Young adult novel series by Traci Chee

The Sea of Ink and Gold trilogy is a three-part young adult fantasy novel series written by Traci Chee, published by G.P. Putnam's Sons Books for Young Readers. The trilogy includes the following books: The Reader (2016), The Speaker (2017), The Storyteller (2018).

The Reader was a New York Times best seller.

== The Reader (2016) ==
The Reader was published September 13, 2016.

The book was a New York Times best seller and Junior Library Guild selection. It received starred reviews from Kirkus Reviews, Publishers Weekly, School Library Journal, and Booklist, as well as a positive review from Shelf Awareness.

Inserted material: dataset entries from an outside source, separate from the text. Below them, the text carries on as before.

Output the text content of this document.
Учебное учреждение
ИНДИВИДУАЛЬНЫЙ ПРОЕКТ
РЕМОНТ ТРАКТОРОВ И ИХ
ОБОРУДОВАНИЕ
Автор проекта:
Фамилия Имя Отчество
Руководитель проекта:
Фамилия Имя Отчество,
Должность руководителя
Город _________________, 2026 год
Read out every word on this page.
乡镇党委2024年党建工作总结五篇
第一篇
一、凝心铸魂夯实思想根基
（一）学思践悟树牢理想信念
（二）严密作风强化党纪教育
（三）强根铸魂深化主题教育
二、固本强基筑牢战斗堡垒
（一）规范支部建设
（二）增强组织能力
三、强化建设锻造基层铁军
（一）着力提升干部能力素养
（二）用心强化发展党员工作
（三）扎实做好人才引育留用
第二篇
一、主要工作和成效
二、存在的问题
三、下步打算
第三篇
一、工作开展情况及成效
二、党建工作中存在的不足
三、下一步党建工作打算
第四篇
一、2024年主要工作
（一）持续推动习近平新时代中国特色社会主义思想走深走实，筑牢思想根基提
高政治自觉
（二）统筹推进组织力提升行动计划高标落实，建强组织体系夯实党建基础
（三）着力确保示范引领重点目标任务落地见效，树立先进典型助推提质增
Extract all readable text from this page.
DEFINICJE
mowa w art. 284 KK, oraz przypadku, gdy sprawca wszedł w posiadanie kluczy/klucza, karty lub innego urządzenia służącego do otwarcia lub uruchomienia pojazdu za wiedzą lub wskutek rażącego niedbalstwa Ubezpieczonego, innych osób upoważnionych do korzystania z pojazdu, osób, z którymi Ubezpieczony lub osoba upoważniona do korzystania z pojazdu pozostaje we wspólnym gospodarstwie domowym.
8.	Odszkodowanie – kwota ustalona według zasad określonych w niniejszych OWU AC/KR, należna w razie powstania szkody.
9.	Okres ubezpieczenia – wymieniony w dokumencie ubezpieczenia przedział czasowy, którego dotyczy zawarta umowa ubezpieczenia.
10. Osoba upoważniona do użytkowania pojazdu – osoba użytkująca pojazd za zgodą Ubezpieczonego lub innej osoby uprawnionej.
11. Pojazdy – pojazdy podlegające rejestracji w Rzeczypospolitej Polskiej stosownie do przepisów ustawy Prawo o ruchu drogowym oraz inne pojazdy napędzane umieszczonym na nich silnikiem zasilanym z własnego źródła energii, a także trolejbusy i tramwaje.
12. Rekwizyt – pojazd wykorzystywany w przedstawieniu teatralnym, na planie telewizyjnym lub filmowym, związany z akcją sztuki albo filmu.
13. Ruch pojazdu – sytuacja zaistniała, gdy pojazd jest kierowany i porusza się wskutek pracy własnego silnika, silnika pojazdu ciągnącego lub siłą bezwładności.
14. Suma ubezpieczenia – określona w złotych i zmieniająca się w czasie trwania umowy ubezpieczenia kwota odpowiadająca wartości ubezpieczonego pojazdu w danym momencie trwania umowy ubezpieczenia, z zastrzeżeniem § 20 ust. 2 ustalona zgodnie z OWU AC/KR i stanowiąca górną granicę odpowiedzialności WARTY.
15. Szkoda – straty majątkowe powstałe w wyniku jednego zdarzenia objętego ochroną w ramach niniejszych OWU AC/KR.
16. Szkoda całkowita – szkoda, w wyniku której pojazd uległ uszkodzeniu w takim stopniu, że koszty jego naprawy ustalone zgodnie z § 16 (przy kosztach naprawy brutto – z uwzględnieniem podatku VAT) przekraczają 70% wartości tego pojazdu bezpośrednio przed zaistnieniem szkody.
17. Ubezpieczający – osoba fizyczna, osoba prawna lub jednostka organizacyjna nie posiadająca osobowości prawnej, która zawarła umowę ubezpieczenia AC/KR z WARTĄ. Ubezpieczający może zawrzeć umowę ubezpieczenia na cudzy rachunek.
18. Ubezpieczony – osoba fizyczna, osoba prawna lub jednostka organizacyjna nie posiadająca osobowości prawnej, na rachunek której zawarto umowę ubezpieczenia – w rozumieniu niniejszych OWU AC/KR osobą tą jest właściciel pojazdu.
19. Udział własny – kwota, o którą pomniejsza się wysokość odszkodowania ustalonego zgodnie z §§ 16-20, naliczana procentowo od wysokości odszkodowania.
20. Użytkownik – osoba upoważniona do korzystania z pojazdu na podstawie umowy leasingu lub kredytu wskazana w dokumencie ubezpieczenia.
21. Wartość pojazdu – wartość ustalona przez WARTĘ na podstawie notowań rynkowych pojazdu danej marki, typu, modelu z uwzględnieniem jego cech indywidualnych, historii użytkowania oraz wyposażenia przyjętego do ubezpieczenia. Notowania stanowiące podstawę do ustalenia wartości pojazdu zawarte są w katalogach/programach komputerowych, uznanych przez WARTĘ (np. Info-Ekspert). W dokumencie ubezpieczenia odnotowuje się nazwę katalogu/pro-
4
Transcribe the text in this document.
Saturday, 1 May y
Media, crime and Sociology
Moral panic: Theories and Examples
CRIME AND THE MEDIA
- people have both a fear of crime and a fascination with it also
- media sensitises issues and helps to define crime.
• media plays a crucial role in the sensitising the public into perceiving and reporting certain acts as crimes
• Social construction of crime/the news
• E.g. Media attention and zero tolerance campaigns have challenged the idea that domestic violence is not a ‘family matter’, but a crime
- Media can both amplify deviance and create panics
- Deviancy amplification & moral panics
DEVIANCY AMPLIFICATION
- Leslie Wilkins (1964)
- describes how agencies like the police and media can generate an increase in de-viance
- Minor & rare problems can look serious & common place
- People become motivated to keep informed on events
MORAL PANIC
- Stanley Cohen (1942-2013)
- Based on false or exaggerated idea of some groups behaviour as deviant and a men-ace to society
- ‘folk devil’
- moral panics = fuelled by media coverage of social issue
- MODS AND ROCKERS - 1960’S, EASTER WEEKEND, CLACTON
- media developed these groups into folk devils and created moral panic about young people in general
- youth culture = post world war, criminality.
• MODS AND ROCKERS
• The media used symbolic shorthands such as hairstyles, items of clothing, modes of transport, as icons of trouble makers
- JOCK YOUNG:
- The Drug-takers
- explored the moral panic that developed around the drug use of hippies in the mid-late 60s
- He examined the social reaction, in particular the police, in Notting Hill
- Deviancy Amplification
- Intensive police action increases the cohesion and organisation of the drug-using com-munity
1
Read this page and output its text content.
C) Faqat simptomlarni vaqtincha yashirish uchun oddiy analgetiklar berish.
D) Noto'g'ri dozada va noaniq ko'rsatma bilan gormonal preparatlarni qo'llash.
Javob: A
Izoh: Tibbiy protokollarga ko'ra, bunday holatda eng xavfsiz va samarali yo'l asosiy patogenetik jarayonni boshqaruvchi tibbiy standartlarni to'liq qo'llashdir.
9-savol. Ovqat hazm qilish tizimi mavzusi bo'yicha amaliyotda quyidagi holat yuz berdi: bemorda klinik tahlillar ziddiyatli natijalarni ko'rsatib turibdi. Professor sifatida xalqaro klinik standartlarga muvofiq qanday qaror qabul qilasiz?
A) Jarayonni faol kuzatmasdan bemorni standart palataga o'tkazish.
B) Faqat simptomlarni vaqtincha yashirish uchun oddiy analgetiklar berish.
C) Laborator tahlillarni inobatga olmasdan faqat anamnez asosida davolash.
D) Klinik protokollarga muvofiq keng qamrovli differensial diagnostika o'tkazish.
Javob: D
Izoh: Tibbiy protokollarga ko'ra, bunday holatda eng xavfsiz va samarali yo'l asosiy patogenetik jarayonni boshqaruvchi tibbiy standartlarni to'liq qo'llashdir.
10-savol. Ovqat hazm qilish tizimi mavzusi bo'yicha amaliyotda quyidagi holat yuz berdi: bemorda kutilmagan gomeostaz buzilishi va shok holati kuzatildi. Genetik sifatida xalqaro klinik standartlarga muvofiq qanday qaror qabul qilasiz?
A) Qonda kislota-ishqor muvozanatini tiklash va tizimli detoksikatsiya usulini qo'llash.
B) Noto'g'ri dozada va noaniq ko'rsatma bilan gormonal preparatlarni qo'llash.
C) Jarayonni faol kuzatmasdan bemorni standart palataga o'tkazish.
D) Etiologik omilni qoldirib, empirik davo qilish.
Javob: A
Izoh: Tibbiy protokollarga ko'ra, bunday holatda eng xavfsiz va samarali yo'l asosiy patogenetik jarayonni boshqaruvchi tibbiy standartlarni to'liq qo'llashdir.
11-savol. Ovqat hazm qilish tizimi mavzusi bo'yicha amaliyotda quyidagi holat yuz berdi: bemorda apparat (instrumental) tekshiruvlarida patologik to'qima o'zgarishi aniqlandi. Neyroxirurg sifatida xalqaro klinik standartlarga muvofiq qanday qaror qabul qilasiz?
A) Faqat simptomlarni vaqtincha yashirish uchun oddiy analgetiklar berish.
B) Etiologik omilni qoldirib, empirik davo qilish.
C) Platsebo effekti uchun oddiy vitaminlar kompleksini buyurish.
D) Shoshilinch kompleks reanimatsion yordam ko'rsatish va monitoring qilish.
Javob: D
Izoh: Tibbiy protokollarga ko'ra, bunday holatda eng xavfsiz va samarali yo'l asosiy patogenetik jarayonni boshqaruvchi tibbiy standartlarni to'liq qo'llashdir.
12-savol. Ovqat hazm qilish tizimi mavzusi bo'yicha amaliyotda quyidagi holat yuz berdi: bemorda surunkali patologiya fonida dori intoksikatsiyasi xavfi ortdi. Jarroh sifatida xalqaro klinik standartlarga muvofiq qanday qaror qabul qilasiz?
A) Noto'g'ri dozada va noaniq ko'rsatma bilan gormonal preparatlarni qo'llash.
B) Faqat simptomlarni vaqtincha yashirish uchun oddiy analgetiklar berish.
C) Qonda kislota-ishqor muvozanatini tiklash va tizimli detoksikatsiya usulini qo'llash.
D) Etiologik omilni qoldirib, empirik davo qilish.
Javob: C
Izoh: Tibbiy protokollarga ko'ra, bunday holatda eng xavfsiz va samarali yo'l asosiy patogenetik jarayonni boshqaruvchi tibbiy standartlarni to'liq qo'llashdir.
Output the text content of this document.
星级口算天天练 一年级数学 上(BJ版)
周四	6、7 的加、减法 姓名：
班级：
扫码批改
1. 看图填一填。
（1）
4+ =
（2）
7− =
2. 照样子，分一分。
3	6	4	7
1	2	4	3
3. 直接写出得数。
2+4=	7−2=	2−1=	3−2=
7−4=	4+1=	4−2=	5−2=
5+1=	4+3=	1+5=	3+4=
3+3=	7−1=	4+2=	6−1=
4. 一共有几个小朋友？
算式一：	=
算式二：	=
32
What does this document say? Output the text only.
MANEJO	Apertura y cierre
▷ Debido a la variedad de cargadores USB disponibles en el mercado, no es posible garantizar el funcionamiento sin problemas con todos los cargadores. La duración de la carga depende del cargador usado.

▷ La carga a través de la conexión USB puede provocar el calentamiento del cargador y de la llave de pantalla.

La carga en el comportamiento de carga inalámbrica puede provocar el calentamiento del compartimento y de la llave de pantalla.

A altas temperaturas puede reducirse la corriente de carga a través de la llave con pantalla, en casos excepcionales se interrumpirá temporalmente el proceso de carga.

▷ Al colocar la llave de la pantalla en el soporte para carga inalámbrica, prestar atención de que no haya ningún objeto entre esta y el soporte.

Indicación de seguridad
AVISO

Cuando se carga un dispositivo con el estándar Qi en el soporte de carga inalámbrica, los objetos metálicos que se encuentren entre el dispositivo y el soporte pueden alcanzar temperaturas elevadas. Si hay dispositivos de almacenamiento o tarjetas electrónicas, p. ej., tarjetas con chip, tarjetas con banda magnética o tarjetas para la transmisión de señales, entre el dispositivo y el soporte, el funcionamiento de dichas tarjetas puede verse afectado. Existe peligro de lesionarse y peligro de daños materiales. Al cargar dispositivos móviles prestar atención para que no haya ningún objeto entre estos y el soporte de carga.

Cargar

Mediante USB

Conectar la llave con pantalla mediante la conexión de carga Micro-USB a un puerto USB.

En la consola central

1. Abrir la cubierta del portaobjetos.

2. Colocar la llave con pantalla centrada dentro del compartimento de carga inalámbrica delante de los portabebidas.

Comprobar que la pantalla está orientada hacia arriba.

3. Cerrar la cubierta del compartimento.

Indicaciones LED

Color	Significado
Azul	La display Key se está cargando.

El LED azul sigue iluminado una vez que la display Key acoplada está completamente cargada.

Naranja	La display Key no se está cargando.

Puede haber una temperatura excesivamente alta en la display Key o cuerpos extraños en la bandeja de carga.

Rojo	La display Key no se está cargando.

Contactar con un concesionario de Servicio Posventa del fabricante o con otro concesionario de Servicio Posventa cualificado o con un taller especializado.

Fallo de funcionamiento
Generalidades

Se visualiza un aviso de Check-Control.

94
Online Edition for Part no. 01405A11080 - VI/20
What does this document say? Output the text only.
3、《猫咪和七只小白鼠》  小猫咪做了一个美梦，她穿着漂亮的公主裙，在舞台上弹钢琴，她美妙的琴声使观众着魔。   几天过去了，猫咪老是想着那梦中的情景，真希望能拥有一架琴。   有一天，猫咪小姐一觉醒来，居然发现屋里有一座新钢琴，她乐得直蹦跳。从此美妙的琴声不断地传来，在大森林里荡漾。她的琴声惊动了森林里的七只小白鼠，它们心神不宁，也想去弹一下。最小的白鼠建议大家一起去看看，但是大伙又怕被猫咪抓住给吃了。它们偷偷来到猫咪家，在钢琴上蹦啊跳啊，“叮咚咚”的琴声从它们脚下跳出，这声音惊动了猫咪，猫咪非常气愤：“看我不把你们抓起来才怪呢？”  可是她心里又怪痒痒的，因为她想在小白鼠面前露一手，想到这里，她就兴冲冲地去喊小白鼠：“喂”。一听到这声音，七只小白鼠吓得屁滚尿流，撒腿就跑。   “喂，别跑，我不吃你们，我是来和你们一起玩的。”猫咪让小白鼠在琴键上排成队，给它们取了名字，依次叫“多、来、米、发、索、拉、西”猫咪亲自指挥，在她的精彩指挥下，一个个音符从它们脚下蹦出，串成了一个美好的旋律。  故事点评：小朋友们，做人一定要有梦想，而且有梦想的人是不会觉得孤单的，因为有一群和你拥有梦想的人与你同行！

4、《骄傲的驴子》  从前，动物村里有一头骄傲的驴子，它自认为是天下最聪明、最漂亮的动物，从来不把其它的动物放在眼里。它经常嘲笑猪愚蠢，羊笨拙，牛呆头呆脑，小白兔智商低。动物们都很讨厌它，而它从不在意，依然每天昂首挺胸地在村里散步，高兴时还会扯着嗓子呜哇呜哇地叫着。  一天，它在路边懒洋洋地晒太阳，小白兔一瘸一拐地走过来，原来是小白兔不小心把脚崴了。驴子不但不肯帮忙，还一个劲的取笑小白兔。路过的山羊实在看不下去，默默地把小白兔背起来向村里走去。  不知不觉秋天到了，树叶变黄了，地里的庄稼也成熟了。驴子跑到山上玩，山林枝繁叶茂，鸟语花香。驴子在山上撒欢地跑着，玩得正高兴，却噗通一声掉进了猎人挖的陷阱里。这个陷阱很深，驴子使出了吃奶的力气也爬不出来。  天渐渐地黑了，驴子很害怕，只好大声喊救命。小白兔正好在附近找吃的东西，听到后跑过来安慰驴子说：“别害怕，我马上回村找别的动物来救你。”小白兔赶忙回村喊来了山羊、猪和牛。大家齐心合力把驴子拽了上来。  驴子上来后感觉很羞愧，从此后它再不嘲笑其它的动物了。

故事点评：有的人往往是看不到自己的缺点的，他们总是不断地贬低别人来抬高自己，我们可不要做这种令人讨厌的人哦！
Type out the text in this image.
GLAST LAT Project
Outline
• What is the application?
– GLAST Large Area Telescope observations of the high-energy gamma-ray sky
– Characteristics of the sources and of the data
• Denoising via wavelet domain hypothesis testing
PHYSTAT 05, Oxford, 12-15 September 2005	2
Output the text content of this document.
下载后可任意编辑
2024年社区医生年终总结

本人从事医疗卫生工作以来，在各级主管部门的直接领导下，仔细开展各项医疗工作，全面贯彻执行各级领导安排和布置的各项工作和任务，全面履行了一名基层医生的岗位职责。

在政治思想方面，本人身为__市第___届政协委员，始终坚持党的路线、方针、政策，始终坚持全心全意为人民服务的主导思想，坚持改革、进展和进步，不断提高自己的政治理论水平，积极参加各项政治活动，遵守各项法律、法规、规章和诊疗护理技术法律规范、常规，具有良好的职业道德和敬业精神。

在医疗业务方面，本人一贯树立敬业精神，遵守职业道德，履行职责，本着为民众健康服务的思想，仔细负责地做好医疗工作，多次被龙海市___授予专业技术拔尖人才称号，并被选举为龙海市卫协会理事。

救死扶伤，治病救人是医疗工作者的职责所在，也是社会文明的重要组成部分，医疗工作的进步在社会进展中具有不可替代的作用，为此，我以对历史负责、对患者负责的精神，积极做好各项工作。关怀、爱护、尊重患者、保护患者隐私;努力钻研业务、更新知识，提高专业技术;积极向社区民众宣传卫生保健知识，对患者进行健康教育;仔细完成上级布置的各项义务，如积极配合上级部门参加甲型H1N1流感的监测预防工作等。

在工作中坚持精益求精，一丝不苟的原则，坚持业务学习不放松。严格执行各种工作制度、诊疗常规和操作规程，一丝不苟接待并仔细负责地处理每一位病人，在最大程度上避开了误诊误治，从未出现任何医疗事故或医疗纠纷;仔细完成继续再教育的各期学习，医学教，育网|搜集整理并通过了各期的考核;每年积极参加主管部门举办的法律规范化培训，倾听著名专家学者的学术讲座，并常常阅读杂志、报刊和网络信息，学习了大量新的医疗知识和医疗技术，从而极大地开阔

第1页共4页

Kirkus Reviews, NPR, BuzzFeed, Bustle, and Minnesota Public Radio named The Reader one of the best young adult books of 2016.

The audiobook, narrated by Kim Mai Guest, received a starred review from Booklist.

Awards and accolades for The Reader
| Year | Accolade | Result | Ref. |
| 2019 | Oregon Reader's Choice Awards | Nominee |  |
| 2017 | American Booksellers Association Indies Choice Book of the Year for Young Adult | Honor |  |
| Booklist's Best First Novels on Audio | Top 10 |  |
| YALSA Best Fiction for Young Adults | Top 10 |  |
| 2016 | Goodreads Choice Award for Debut Goodreads Author | Nominee |  |
| Kirkus Prize for Young Adult | Finalist |  |

== The Speaker (2017) ==
The Speaker was published November 7, 2017.

The book received starred reviews from Kirkus Reviews and School Library Journal, as well as positive reviews from Booklist and Shelf Awareness.

The audiobook, narrated by Kim Mai Guest, received a positive review from Booklist.

== The Storyteller (2018) ==
The Storyteller was published November 13, 2018.

The book received starred reviews from Kirkus Reviews, and Booklist.